Öncelikle mani dönemi sonrası uzun süren depresif dönemden kendimi uzak tuttuğum için çok şanslıyım. Aylar sürebilirdi ve beni süründürebilirdi. Bu nedenle kendimi gerçekten çok şanslı ve başarılı hissediyorum. Özellikle bu hastalıkla savaşmayı öğreten, hastalığımın ne olduğunu en ince ayrıntısına kadar anlatan bir doktorum olduğu için çok şanslıyım. Bu zamana kadar kadın bir doktorum olmamıştı lakin kendisi ile her şeyi konuşabiliyor hatta dedikodu bile yapabiliyoruz. Tam bir kahraman! Atam sen iyi ki biz kadınlara özgürlük tanıdığın bir ortam hazırladın. Umarım bu ortam gerilemek yerine ilerler! Bu arada biz gençlerin, hala çıtırız biliyorsunuz… 19 Mayıs Gençlik ve Spor Bayramı kutlu olsun!

Fight with your mind!

Aklımın bana oyun oynamaması için sürekli kendisini ölçüp tartıyorum ve kendimi sürekli meşgul ediyorum. Bir şekilde “fight with your mind!’’ Diye bilmek için kendimi yoruyorum.
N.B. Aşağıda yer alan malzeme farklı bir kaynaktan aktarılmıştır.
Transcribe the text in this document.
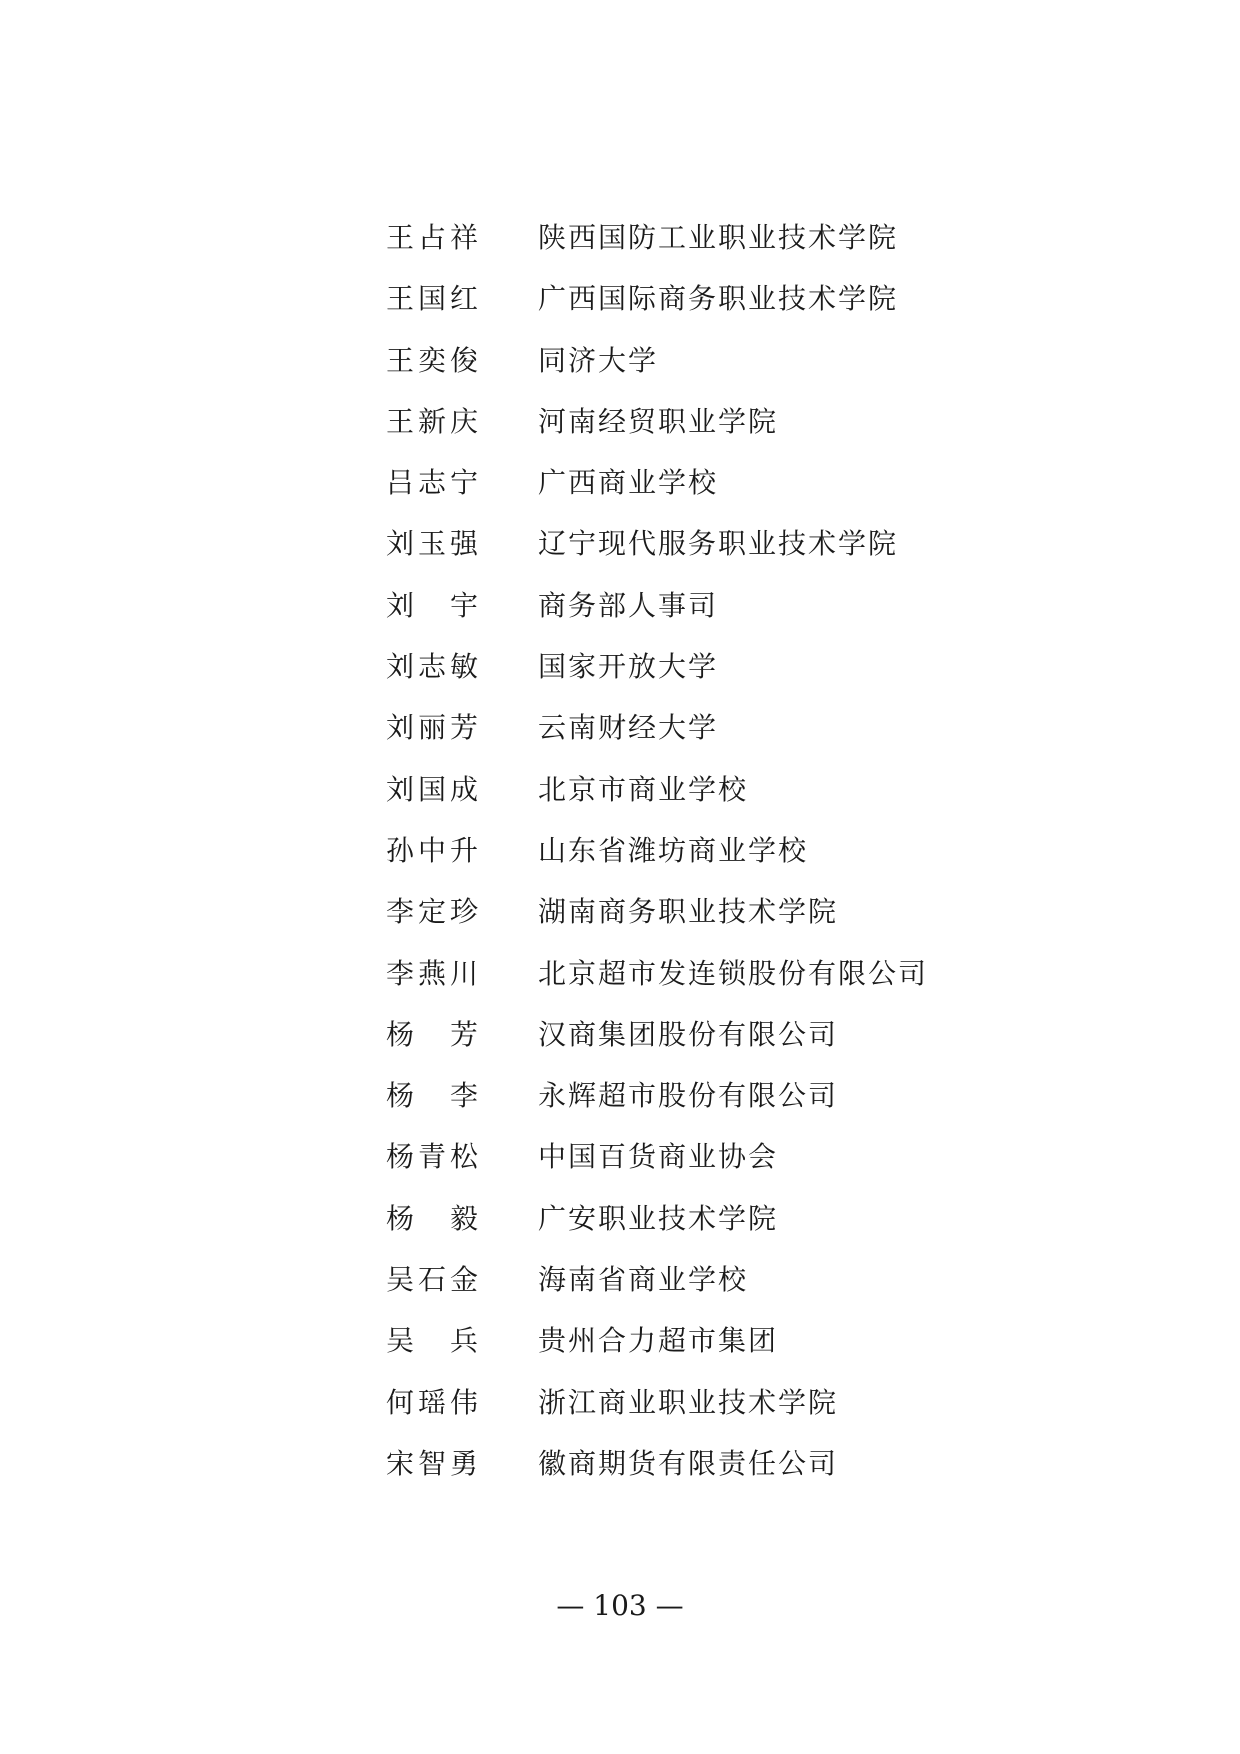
王占祥	陕西国防工业职业技术学院
王国红	广西国际商务职业技术学院
王奕俊	同济大学
王新庆	河南经贸职业学院
吕志宁	广西商业学校
刘玉强	辽宁现代服务职业技术学院
刘　宇	商务部人事司
刘志敏	国家开放大学
刘丽芳	云南财经大学
刘国成	北京市商业学校
孙中升	山东省潍坊商业学校
李定珍	湖南商务职业技术学院
李燕川	北京超市发连锁股份有限公司
杨　芳	汉商集团股份有限公司
杨　李	永辉超市股份有限公司
杨青松	中国百货商业协会
杨　毅	广安职业技术学院
吴石金	海南省商业学校
吴　兵	贵州合力超市集团
何瑶伟	浙江商业职业技术学院
宋智勇	徽商期货有限责任公司
— 103 —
Yürüyorum, meditasyon yapıyorum, yoga yapıyorum, yazıyorum, izliyorum, çalışıyorum. Kendimi boş şeyleri dinlememek adına sürekli meşgul ediyorum. Çünkü bu kafayı meşgul edip onu doyurmam lazım bunun artık farkındayım. Çünkü beynim aç kalınca sapıtıyor ve fiş kopuyor. O zaman ya çok aç kalıyor ya da iştahı kapanıyor. Düzene sokmak için onu istediği kadar hatta bazen aşırı doyuruyorum. Çünkü zihnim sürekli bir şeyler ile meşgul olmak istiyor ve ben ona saçma sapan bilgiler hatırlatmak ya da onu üzüp sinirlendirmek zorunda değilim. Öğreneceğim çok şey var o nedenle bombok durumlarla meşgul olmasına gerek yok!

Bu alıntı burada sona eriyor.